Skrining BPJS Kesehatan Wajib Setahun Sekali
BPJS Kesehatan menetapkan bahwa skrining riwayat kesehatan wajib dilakukan satu kali dalam setahun oleh setiap peserta JKN.
Peserta yang belum melakukan skrining berpotensi mengalami kendala saat mengakses layanan di FKTP, seperti puskesmas atau klinik tempat terdaftar.
Skrining tahunan ini dinilai efektif untuk memantau perubahan kondisi kesehatan sekaligus membantu tenaga medis menentukan langkah pencegahan dan tindak lanjut yang tepat, terutama bagi peserta dengan risiko penyakit kronis.

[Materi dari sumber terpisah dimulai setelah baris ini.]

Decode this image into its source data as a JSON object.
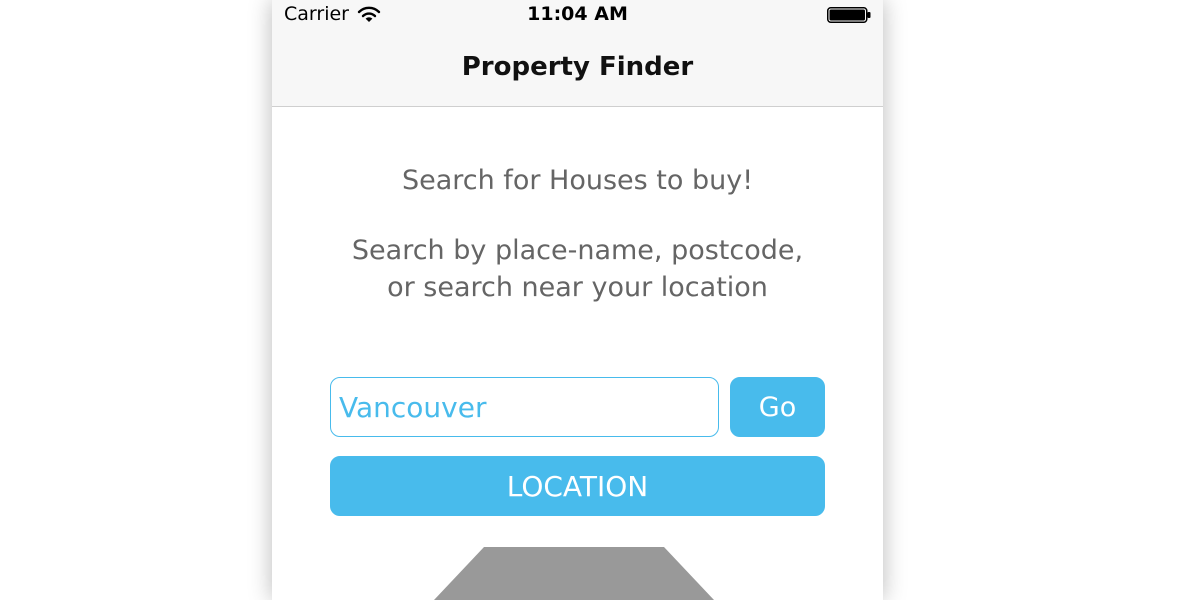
{
  "status_bar": {
    "carrier": "Carrier",
    "time": "11:04 AM",
    "wifi_icon": "wifi-icon",
    "battery_icon": "battery-icon"
  },
  "nav": {
    "title": "Property Finder"
  },
  "main": {
    "description_1": "Search for Houses to buy!",
    "description_2": "Search by place-name, postcode, or search near your location",
    "search_value": "Vancouver",
    "go_label": "Go",
    "location_label": "LOCATION",
    "image_icon": "house-icon"
  },
  "colors": {
    "accent": "#48BBEC",
    "text": "#656565",
    "nav_background": "#F7F7F7",
    "image_gray": "#999999"
  }
}
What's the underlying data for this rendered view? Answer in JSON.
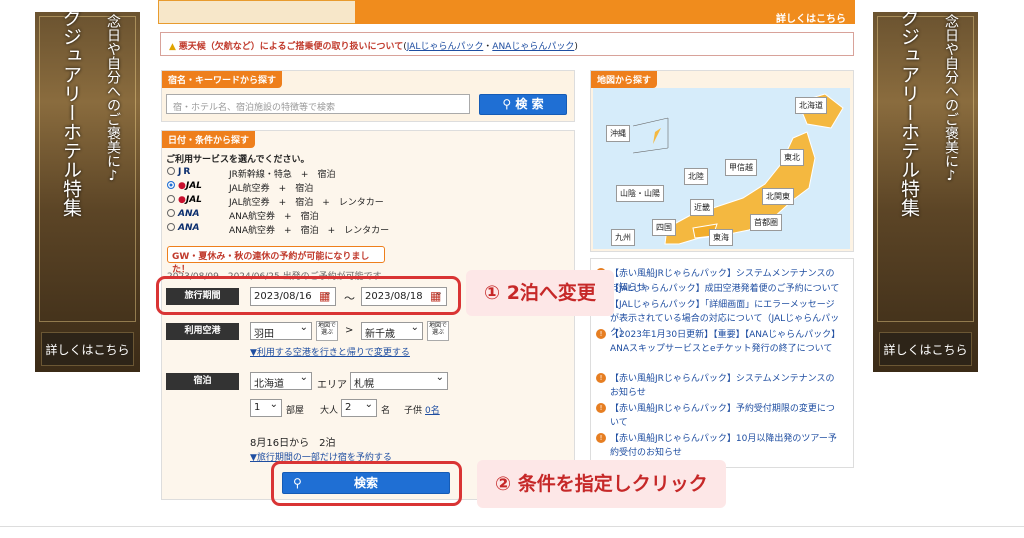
{
  "side_banner": {
    "line1": "念日や自分へのご褒美に♪",
    "line2": "グジュアリーホテル特集",
    "details_label": "詳しくはこちら"
  },
  "top_banner": {
    "link_text": "詳しくはこちら"
  },
  "notice": {
    "warning": "悪天候（欠航など）によるご搭乗便の取り扱いについて",
    "link1": "JALじゃらんパック",
    "sep": "・",
    "link2": "ANAじゃらんパック",
    "open": "(",
    "close": ")"
  },
  "keyword_search": {
    "header": "宿名・キーワードから探す",
    "placeholder": "宿・ホテル名、宿泊施設の特徴等で検索",
    "button": "検 索"
  },
  "conditions": {
    "header": "日付・条件から探す",
    "service_prompt": "ご利用サービスを選んでください。",
    "services": [
      {
        "logo": "JR",
        "desc": "JR新幹線・特急　+　宿泊",
        "selected": false
      },
      {
        "logo": "JAL",
        "desc": "JAL航空券　+　宿泊",
        "selected": true
      },
      {
        "logo": "JAL",
        "desc": "JAL航空券　+　宿泊　+　レンタカー",
        "selected": false
      },
      {
        "logo": "ANA",
        "desc": "ANA航空券　+　宿泊",
        "selected": false
      },
      {
        "logo": "ANA",
        "desc": "ANA航空券　+　宿泊　+　レンタカー",
        "selected": false
      }
    ],
    "holiday_notice": "GW・夏休み・秋の連休の予約が可能になりました！",
    "period_note": "2023/08/09 - 2024/06/25 出発のご予約が可能です",
    "travel_period_label": "旅行期間",
    "date_from": "2023/08/16",
    "date_to": "2023/08/18",
    "tilde": "～",
    "airport_label": "利用空港",
    "dep_airport": "羽田",
    "arr_airport": "新千歳",
    "map_select": "地図で選ぶ",
    "arrow": ">",
    "diff_airport_link": "▼利用する空港を行きと帰りで変更する",
    "stay_label": "宿泊",
    "prefecture": "北海道",
    "area_label": "エリア",
    "area": "札幌",
    "rooms": "1",
    "rooms_unit": "部屋",
    "adults_label": "大人",
    "adults": "2",
    "adults_unit": "名",
    "children_label": "子供",
    "children_link": "0名",
    "stay_summary": "8月16日から　2泊",
    "partial_stay_link": "▼旅行期間の一部だけ宿を予約する",
    "search_button": "検索"
  },
  "map_search": {
    "header": "地図から探す",
    "regions": [
      "北海道",
      "東北",
      "沖縄",
      "北陸",
      "甲信越",
      "山陰・山陽",
      "近畿",
      "北関東",
      "九州",
      "四国",
      "東海",
      "首都圏"
    ]
  },
  "news": [
    "【赤い風船JRじゃらんパック】システムメンテナンスのお知らせ",
    "【JALじゃらんパック】成田空港発着便のご予約について",
    "【JALじゃらんパック】「詳細画面」にエラーメッセージが表示されている場合の対応について（JALじゃらんパック）",
    "【2023年1月30日更新】【重要】【ANAじゃらんパック】ANAスキップサービスとeチケット発行の終了について",
    "【赤い風船JRじゃらんパック】システムメンテナンスのお知らせ",
    "【赤い風船JRじゃらんパック】予約受付期限の変更について",
    "【赤い風船JRじゃらんパック】10月以降出発のツアー予約受付のお知らせ"
  ],
  "annotations": {
    "step1": "① 2泊へ変更",
    "step2": "② 条件を指定しクリック"
  },
  "colors": {
    "accent_orange": "#ee7f1c",
    "button_blue": "#1f6fd4",
    "highlight_red": "#d93434"
  }
}
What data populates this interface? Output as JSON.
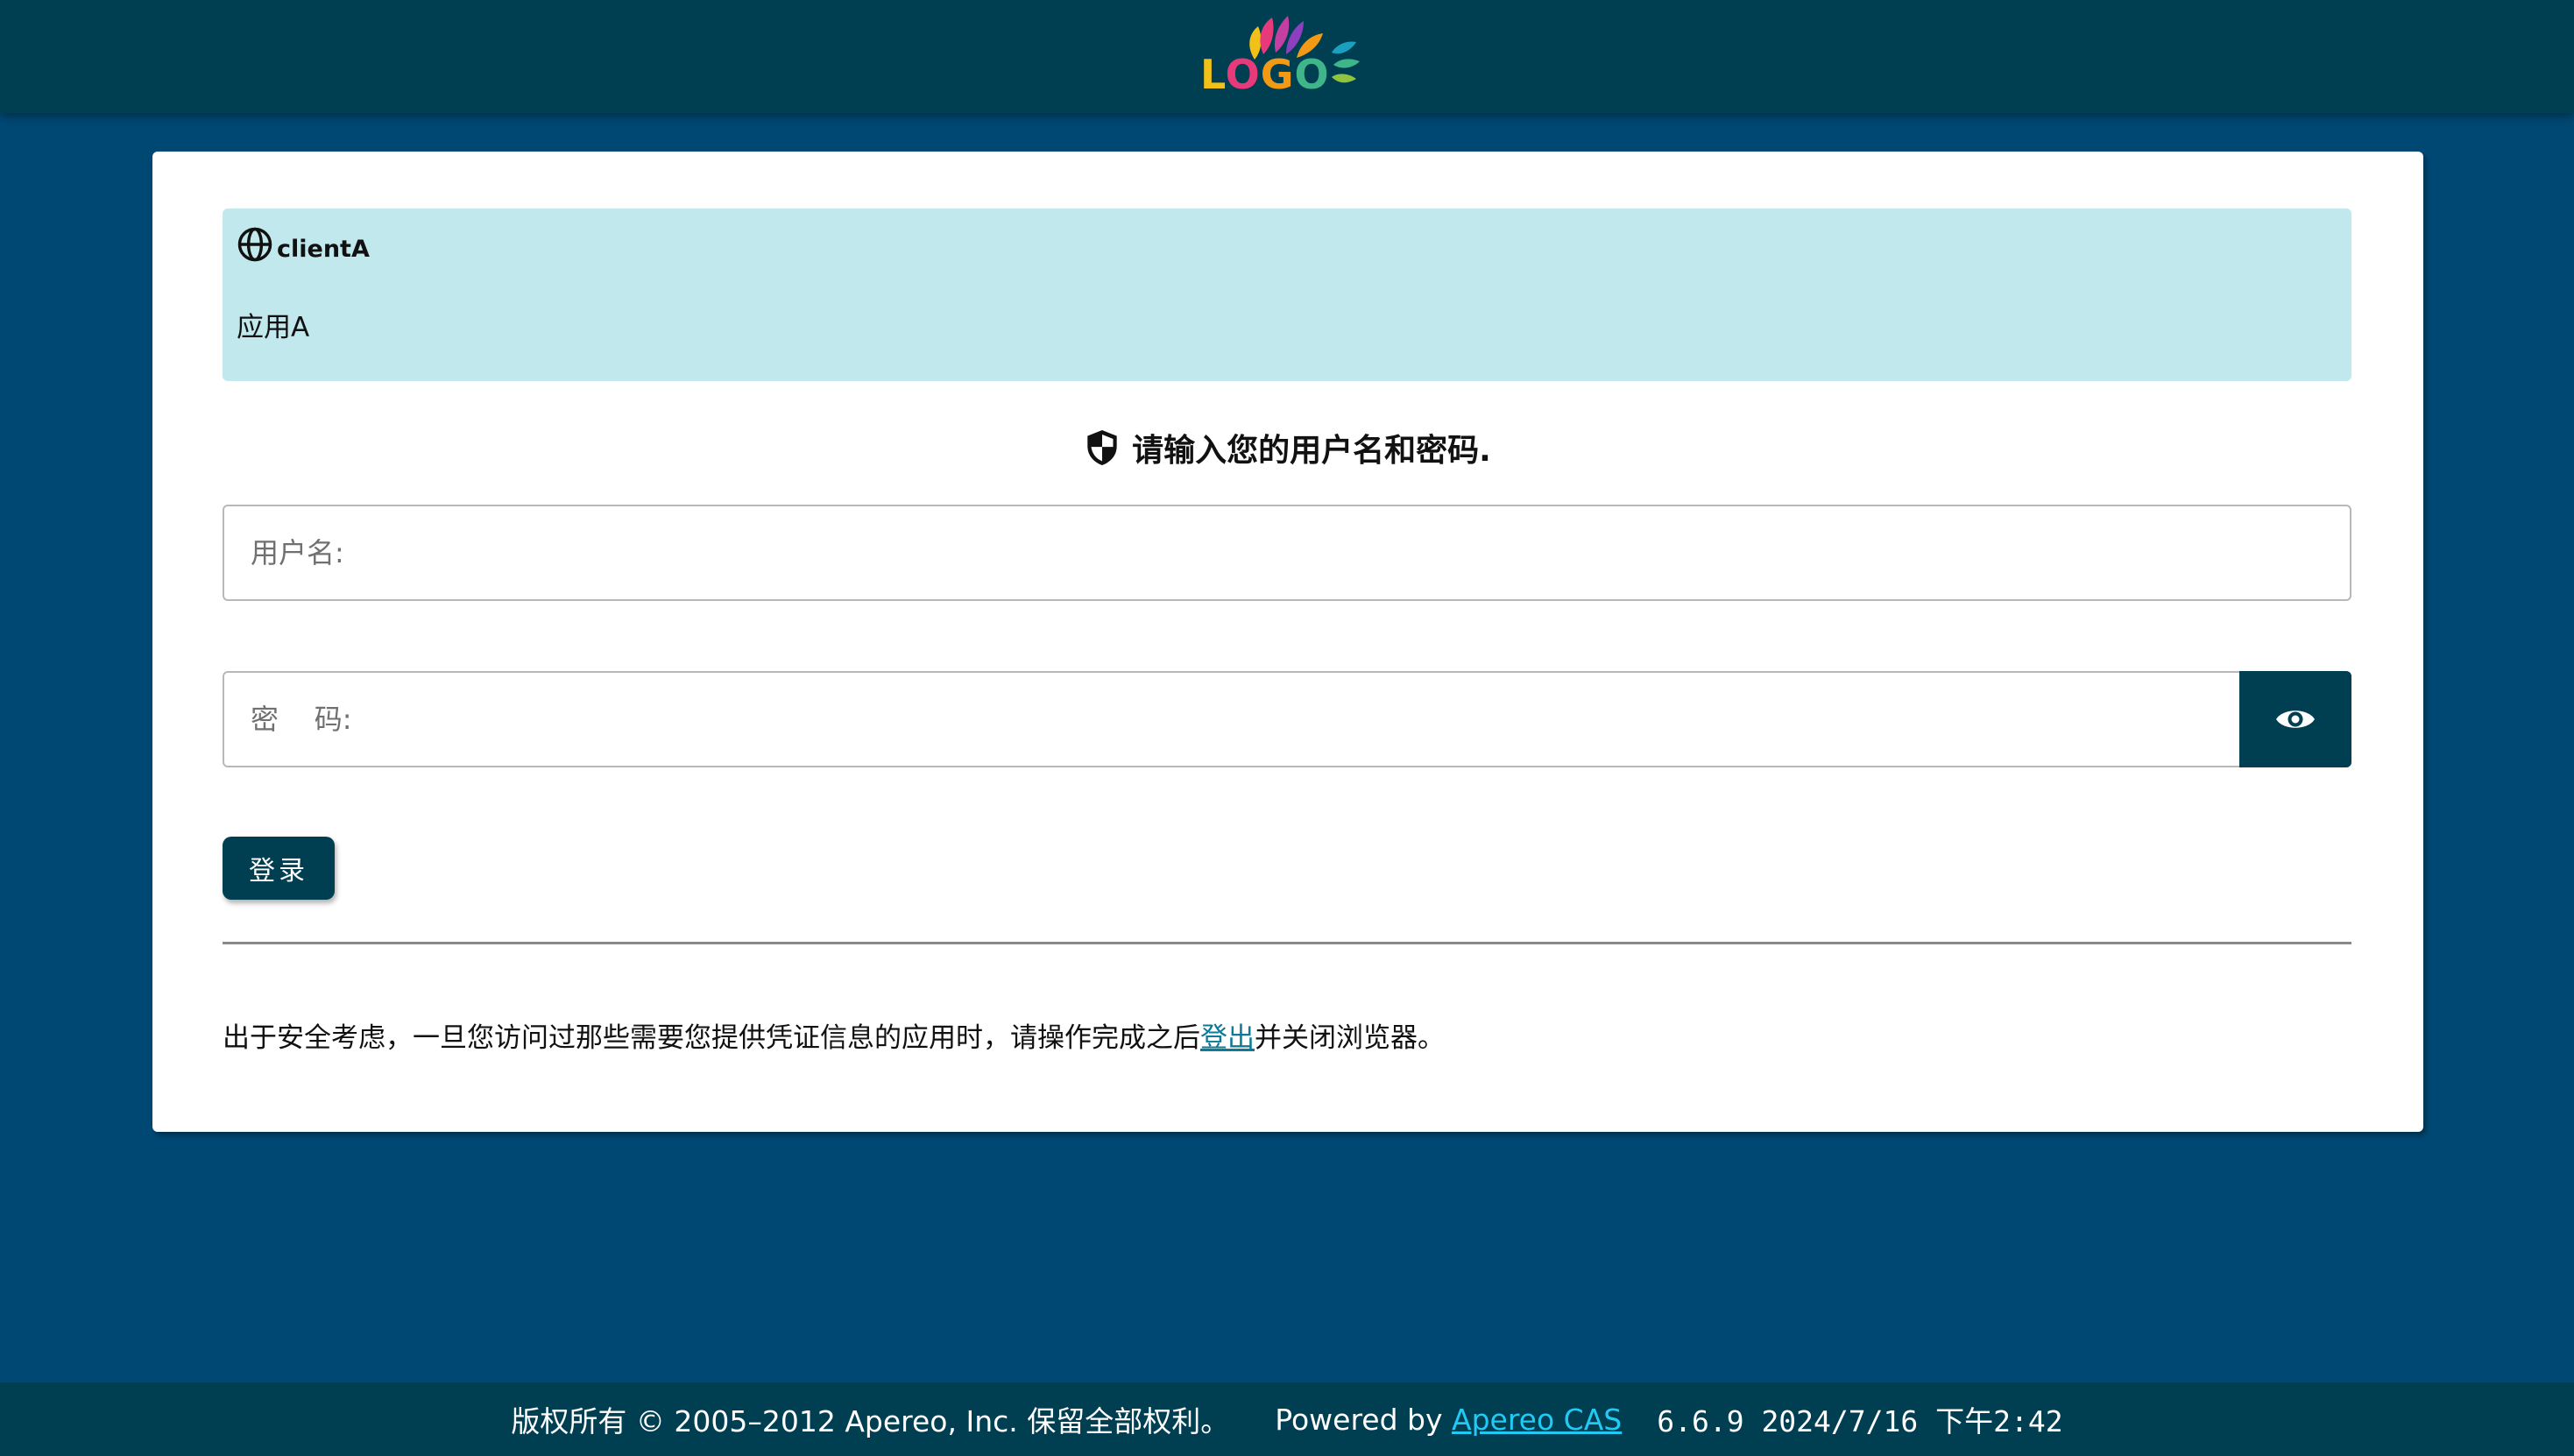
{
  "header": {
    "logo_text": [
      "L",
      "O",
      "G",
      "O"
    ],
    "logo_colors": [
      "#f2c117",
      "#e63a7a",
      "#f29a16",
      "#3fb58a"
    ]
  },
  "service": {
    "icon": "globe-icon",
    "name": "clientA",
    "description": "应用A"
  },
  "login": {
    "prompt_icon": "shield-icon",
    "prompt": "请输入您的用户名和密码.",
    "username_placeholder": "用户名:",
    "password_placeholder": "密    码:",
    "show_password_icon": "eye-icon",
    "submit_label": "登录"
  },
  "notice": {
    "before": "出于安全考虑，一旦您访问过那些需要您提供凭证信息的应用时，请操作完成之后",
    "link": "登出",
    "after": "并关闭浏览器。"
  },
  "footer": {
    "copyright": "版权所有 © 2005–2012 Apereo, Inc. 保留全部权利。",
    "powered_by": "Powered by ",
    "cas_link": "Apereo CAS",
    "version": "6.6.9 2024/7/16 下午2:42"
  },
  "colors": {
    "page_background": "#004874",
    "header_background": "#003e52",
    "service_box": "#c1e8ed",
    "primary_button": "#003e52",
    "link": "#0f7a97",
    "footer_link": "#21c9f5"
  }
}
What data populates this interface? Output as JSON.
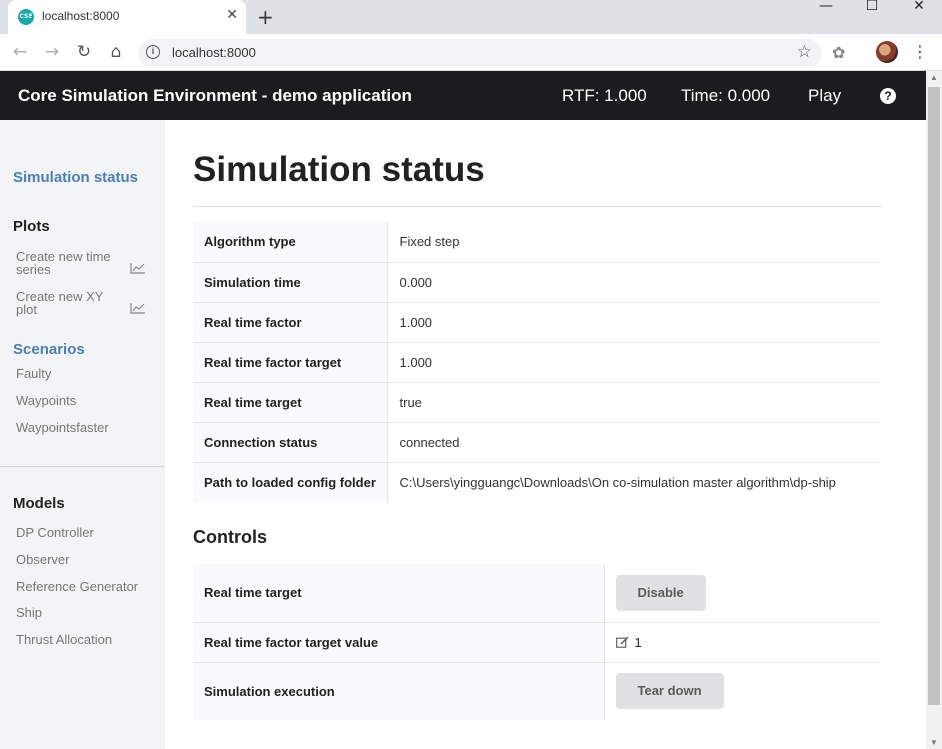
{
  "browser": {
    "tab_favicon": "CSE",
    "tab_title": "localhost:8000",
    "tab_close": "✕",
    "new_tab": "+",
    "url": "localhost:8000",
    "info_icon": "i",
    "win_min": "—",
    "win_max": "☐",
    "win_close": "✕"
  },
  "navbar": {
    "brand": "Core Simulation Environment - demo application",
    "rtf": "RTF: 1.000",
    "time": "Time: 0.000",
    "play": "Play",
    "help": "?"
  },
  "sidebar": {
    "active": "Simulation status",
    "plots_header": "Plots",
    "plot_items": [
      "Create new time series",
      "Create new XY plot"
    ],
    "scenarios_header": "Scenarios",
    "scenarios": [
      "Faulty",
      "Waypoints",
      "Waypointsfaster"
    ],
    "models_header": "Models",
    "models": [
      "DP Controller",
      "Observer",
      "Reference Generator",
      "Ship",
      "Thrust Allocation"
    ]
  },
  "main": {
    "title": "Simulation status",
    "status_rows": [
      {
        "key": "Algorithm type",
        "value": "Fixed step"
      },
      {
        "key": "Simulation time",
        "value": "0.000"
      },
      {
        "key": "Real time factor",
        "value": "1.000"
      },
      {
        "key": "Real time factor target",
        "value": "1.000"
      },
      {
        "key": "Real time target",
        "value": "true"
      },
      {
        "key": "Connection status",
        "value": "connected"
      },
      {
        "key": "Path to loaded config folder",
        "value": "C:\\Users\\yingguangc\\Downloads\\On co-simulation master algorithm\\dp-ship"
      }
    ],
    "controls_title": "Controls",
    "controls": {
      "realtime_target_label": "Real time target",
      "disable_button": "Disable",
      "rtf_target_label": "Real time factor target value",
      "rtf_target_value": "1",
      "execution_label": "Simulation execution",
      "teardown_button": "Tear down"
    }
  },
  "colors": {
    "navbar_bg": "#1b1c1d",
    "accent_blue": "#4a7fbc",
    "sidebar_bg": "#f3f4f5",
    "button_bg": "#e0e1e2"
  }
}
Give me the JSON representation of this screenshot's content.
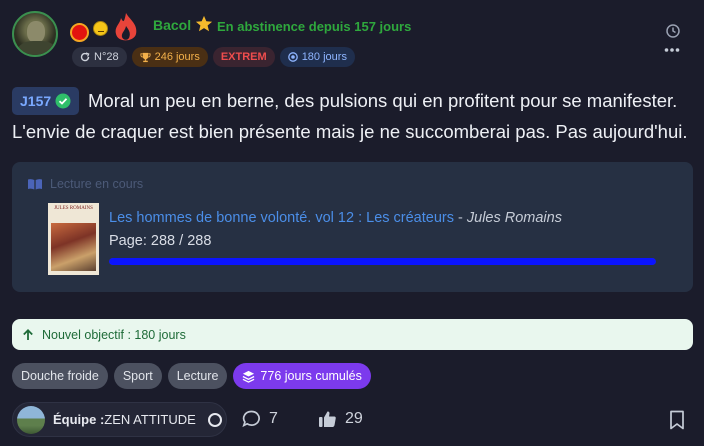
{
  "user": {
    "name": "Bacol",
    "status": "En abstinence depuis 157 jours"
  },
  "badges": {
    "rank": "N°28",
    "days": "246 jours",
    "level": "EXTREM",
    "goal": "180 jours"
  },
  "post": {
    "day_tag": "J157",
    "line1": "Moral un peu en berne, des pulsions qui en profitent pour se manifester.",
    "line2": "L'envie de craquer est bien présente mais je ne succomberai pas. Pas aujourd'hui."
  },
  "reading": {
    "header": "Lecture en cours",
    "book_title": "Les hommes de bonne volonté. vol 12 : Les créateurs",
    "separator": " - ",
    "author": "Jules Romains",
    "cover_title": "JULES ROMAINS",
    "page_info": "Page: 288 / 288",
    "progress": 1.0
  },
  "goal_banner": "Nouvel objectif : 180 jours",
  "tags": [
    "Douche froide",
    "Sport",
    "Lecture"
  ],
  "cumul_tag": "776 jours cumulés",
  "team": {
    "prefix": "Équipe :",
    "name": "ZEN ATTITUDE"
  },
  "reactions": {
    "comments": "7",
    "likes": "29"
  },
  "colors": {
    "accent_green": "#2fa83d",
    "level_red": "#ef4d4d",
    "progress_blue": "#0b14ff",
    "cumul_purple": "#7c3aed"
  }
}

Cara Skrining BPJS Kesehatan 2026 Secara Online
Berikut langkah-langkah melakukan skrining BPJS Kesehatan 2026 secara daring berdasarkan informasi resmi BPJS Kesehatan:
Skrining BPJS Kesehatan via Website
Buka laman https://webskrining.bpjs-kesehatan.go.id/skrining
Masukkan NIK atau nomor kartu BPJS Kesehatan, tanggal lahir, dan kode captcha
Klik Cari Peserta, lalu pilih Setuju
Lengkapi data diri, seperti berat badan, tinggi badan, pendidikan terakhir, nomor handphone, dan kontak keluarga
Jawab seluruh pertanyaan terkait kondisi kesehatan, riwayat penyakit, dan pola konsumsi harian
Klik Simpan setelah semua data terisi
Setelah proses selesai, hasil skrining akan langsung muncul, menampilkan tingkat risiko diabetes, hipertensi, penyakit jantung koroner, hingga gangguan ginjal.